At least 83 health workers contract COVID-19 in Ghana
No less than 83 health workers in Ghana have been infected with the dreaded coronavirus, with one death that shocked the medical fraternity.
Healthcare professionals, especially doctors and nurses, in Greater Accra, Eastern, Central, Western, Ashanti and Upper East regions have contracted the deadly COVID-19.
Greater Accra, Ashanti, Central and Eastern regions are the country’s hot spots for the disease, recording more than 5,000 cases.
The most recent of the reported cases among healthcare professionals was on Friday, when the Deputy Director of Health in the Eastern Region, Dr Albert Antobre-Boateng, confirmed that15 health workers in the region were undergoing treatment for the disease.
He told Accra-based Citi FM, “We are ensuring that all health workers irrespective of your category or whatever you’re doing, once in the boundaries of the facility you will be in a face mask.”
With the Eastern Region recording 106 cases as of Saturday, May 23, it implies 14% of the total infections are health workers.
This came after reports of 13 health officials tested positive at Moree in the Central Region. The healthcare providers were attending to fishermen who had returned to Ghana from fishing expeditions to neighbouring Cote d’Ivoire and other West African countries along the Atlantic Ocean.
Accra-based Joy FM reported on Friday, May 22 that five out of the 13 have been admitted to treatment centres, while the rest were advised to self-isolate, including the driver who transported the officials.
The fishermen are undergoing mandatory 14-day quarantine, but some have tested positive for the coronavirus, even though asymptomatic.
The District Director of Health Services at Abura-Asebu-Kwamankese, Dr Gifty Ankrah, said losing health officials to COVID-19 was a major blow.
However, she said they were strategising to manage the situation as cases continue to soar across the country.
The region has recorded 297 cases, which make the health workers 4.3% of the lot.
Along with the spread is the report of 20 health workers contracting the infection at the Effia Nkwanta Regional Hospital in the Western Region.
On May 14, 2020, the three units of the facility, including the Antenatal Care Unit, the Ear Nose and Throat (ENT) Department and another unit, were shut for disinfection exercises to prevent further spread.
The Medical Director of the hospital, Dr Joseph Kojo Tambil, emphasised that it was imminent for such measures to be implemented due to the infectious nature of the pathogen.
“Currently, we are disinfecting those two units and every surface, floor and ceiling to make sure that we minimise the risk of anybody coming into contact with any droplets,” he explained.
Elsewhere, the Ashanti Regional Health Director, Dr Emmanuel Tenkorang, revealed at a news conference on Wednesday, April 20, that 30 doctors and nurses have tested positive for the contagion.
The figure represents approximately 3% of the total 1,010 recorded cases.
Prior to this, Chief Executive Officer (CEO) of the Korle Bu Teaching Hospital, Dr Daniel Asare, confirmed in an interview with Accra-based Asempa FM on April 3 that a nurse was down with coronavirus.
It emerged that she worked at the Medical Ward of the Korle Bu Teaching Hospital (KBTH).
In March, Dr Gillian Bougee, a paediatrician in charge of the Neonatal Intensive Care Unit of the Bolgatanga Regional Hospital, contracted the virus after coming into contact with a patient.
At the time, the status of the patient was not known, but she was confirmed to be positive at a later date.
The doctor had to be airlifted and transferred to the Korle Bu Teaching Hospital where she was treated and recovered fully after weeks in the intensive care unit.
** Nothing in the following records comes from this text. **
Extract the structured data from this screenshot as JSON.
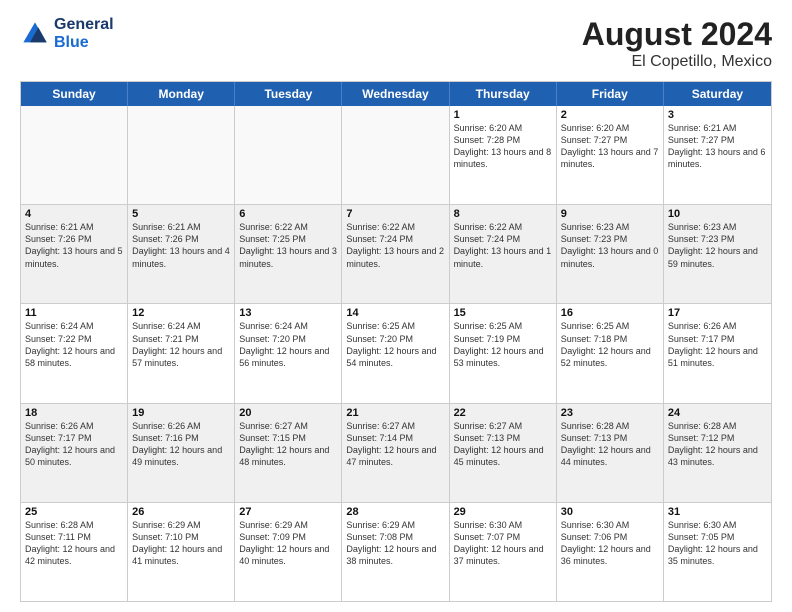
{
  "header": {
    "logo": {
      "line1": "General",
      "line2": "Blue"
    },
    "title": "August 2024",
    "subtitle": "El Copetillo, Mexico"
  },
  "calendar": {
    "days_of_week": [
      "Sunday",
      "Monday",
      "Tuesday",
      "Wednesday",
      "Thursday",
      "Friday",
      "Saturday"
    ],
    "weeks": [
      [
        {
          "day": "",
          "empty": true
        },
        {
          "day": "",
          "empty": true
        },
        {
          "day": "",
          "empty": true
        },
        {
          "day": "",
          "empty": true
        },
        {
          "day": "1",
          "sunrise": "6:20 AM",
          "sunset": "7:28 PM",
          "daylight": "13 hours and 8 minutes."
        },
        {
          "day": "2",
          "sunrise": "6:20 AM",
          "sunset": "7:27 PM",
          "daylight": "13 hours and 7 minutes."
        },
        {
          "day": "3",
          "sunrise": "6:21 AM",
          "sunset": "7:27 PM",
          "daylight": "13 hours and 6 minutes."
        }
      ],
      [
        {
          "day": "4",
          "sunrise": "6:21 AM",
          "sunset": "7:26 PM",
          "daylight": "13 hours and 5 minutes."
        },
        {
          "day": "5",
          "sunrise": "6:21 AM",
          "sunset": "7:26 PM",
          "daylight": "13 hours and 4 minutes."
        },
        {
          "day": "6",
          "sunrise": "6:22 AM",
          "sunset": "7:25 PM",
          "daylight": "13 hours and 3 minutes."
        },
        {
          "day": "7",
          "sunrise": "6:22 AM",
          "sunset": "7:24 PM",
          "daylight": "13 hours and 2 minutes."
        },
        {
          "day": "8",
          "sunrise": "6:22 AM",
          "sunset": "7:24 PM",
          "daylight": "13 hours and 1 minute."
        },
        {
          "day": "9",
          "sunrise": "6:23 AM",
          "sunset": "7:23 PM",
          "daylight": "13 hours and 0 minutes."
        },
        {
          "day": "10",
          "sunrise": "6:23 AM",
          "sunset": "7:23 PM",
          "daylight": "12 hours and 59 minutes."
        }
      ],
      [
        {
          "day": "11",
          "sunrise": "6:24 AM",
          "sunset": "7:22 PM",
          "daylight": "12 hours and 58 minutes."
        },
        {
          "day": "12",
          "sunrise": "6:24 AM",
          "sunset": "7:21 PM",
          "daylight": "12 hours and 57 minutes."
        },
        {
          "day": "13",
          "sunrise": "6:24 AM",
          "sunset": "7:20 PM",
          "daylight": "12 hours and 56 minutes."
        },
        {
          "day": "14",
          "sunrise": "6:25 AM",
          "sunset": "7:20 PM",
          "daylight": "12 hours and 54 minutes."
        },
        {
          "day": "15",
          "sunrise": "6:25 AM",
          "sunset": "7:19 PM",
          "daylight": "12 hours and 53 minutes."
        },
        {
          "day": "16",
          "sunrise": "6:25 AM",
          "sunset": "7:18 PM",
          "daylight": "12 hours and 52 minutes."
        },
        {
          "day": "17",
          "sunrise": "6:26 AM",
          "sunset": "7:17 PM",
          "daylight": "12 hours and 51 minutes."
        }
      ],
      [
        {
          "day": "18",
          "sunrise": "6:26 AM",
          "sunset": "7:17 PM",
          "daylight": "12 hours and 50 minutes."
        },
        {
          "day": "19",
          "sunrise": "6:26 AM",
          "sunset": "7:16 PM",
          "daylight": "12 hours and 49 minutes."
        },
        {
          "day": "20",
          "sunrise": "6:27 AM",
          "sunset": "7:15 PM",
          "daylight": "12 hours and 48 minutes."
        },
        {
          "day": "21",
          "sunrise": "6:27 AM",
          "sunset": "7:14 PM",
          "daylight": "12 hours and 47 minutes."
        },
        {
          "day": "22",
          "sunrise": "6:27 AM",
          "sunset": "7:13 PM",
          "daylight": "12 hours and 45 minutes."
        },
        {
          "day": "23",
          "sunrise": "6:28 AM",
          "sunset": "7:13 PM",
          "daylight": "12 hours and 44 minutes."
        },
        {
          "day": "24",
          "sunrise": "6:28 AM",
          "sunset": "7:12 PM",
          "daylight": "12 hours and 43 minutes."
        }
      ],
      [
        {
          "day": "25",
          "sunrise": "6:28 AM",
          "sunset": "7:11 PM",
          "daylight": "12 hours and 42 minutes."
        },
        {
          "day": "26",
          "sunrise": "6:29 AM",
          "sunset": "7:10 PM",
          "daylight": "12 hours and 41 minutes."
        },
        {
          "day": "27",
          "sunrise": "6:29 AM",
          "sunset": "7:09 PM",
          "daylight": "12 hours and 40 minutes."
        },
        {
          "day": "28",
          "sunrise": "6:29 AM",
          "sunset": "7:08 PM",
          "daylight": "12 hours and 38 minutes."
        },
        {
          "day": "29",
          "sunrise": "6:30 AM",
          "sunset": "7:07 PM",
          "daylight": "12 hours and 37 minutes."
        },
        {
          "day": "30",
          "sunrise": "6:30 AM",
          "sunset": "7:06 PM",
          "daylight": "12 hours and 36 minutes."
        },
        {
          "day": "31",
          "sunrise": "6:30 AM",
          "sunset": "7:05 PM",
          "daylight": "12 hours and 35 minutes."
        }
      ]
    ]
  }
}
In the same month, there was one case of a medical doctor at the Ledzokuku Municipal Hospital (LEKMA Hospital) in Teshie and another which involved a specialist Anaesthetist at the Greater Accra Regional Hospital.
Perhaps, the biggest blow was the death of the Rector of the College of Physicians and Surgeons, Professor Jacob Plange-Rhule.
He died on Friday, April 10, at the University of Ghana Medical Centre (UGMC), where he was receiving treatment. The former President of the Ghana Medical Association became the first doctor to be killed in relation to coronavirus.
It appears that even though the Greater Accra Region has 4,699 total cases, the percentage of infected health workers is less than the Western and Ashanti regions.
The infection among Ghanaian healthcare professionals are a fraction of healthcare professional globally contracting the disease, as challenges with personal protective equipment, and momentarily slip in adherence to safety protocols get doctors and nurses, particularly infected.
While more than 100 doctors and nurses reportedly contracted the disease in the United Kingdom, the US Centre for Disease Control reported in April that more than 9,000 American healthcare professionals were infected.
The International Council of Nurses ICN, an international organisation of nurses and medical personnel, has also released tragic statistics stating that a total of 90,000 medical volunteers worldwide have been infected with the coronavirus. Sixty nurses lost their lives.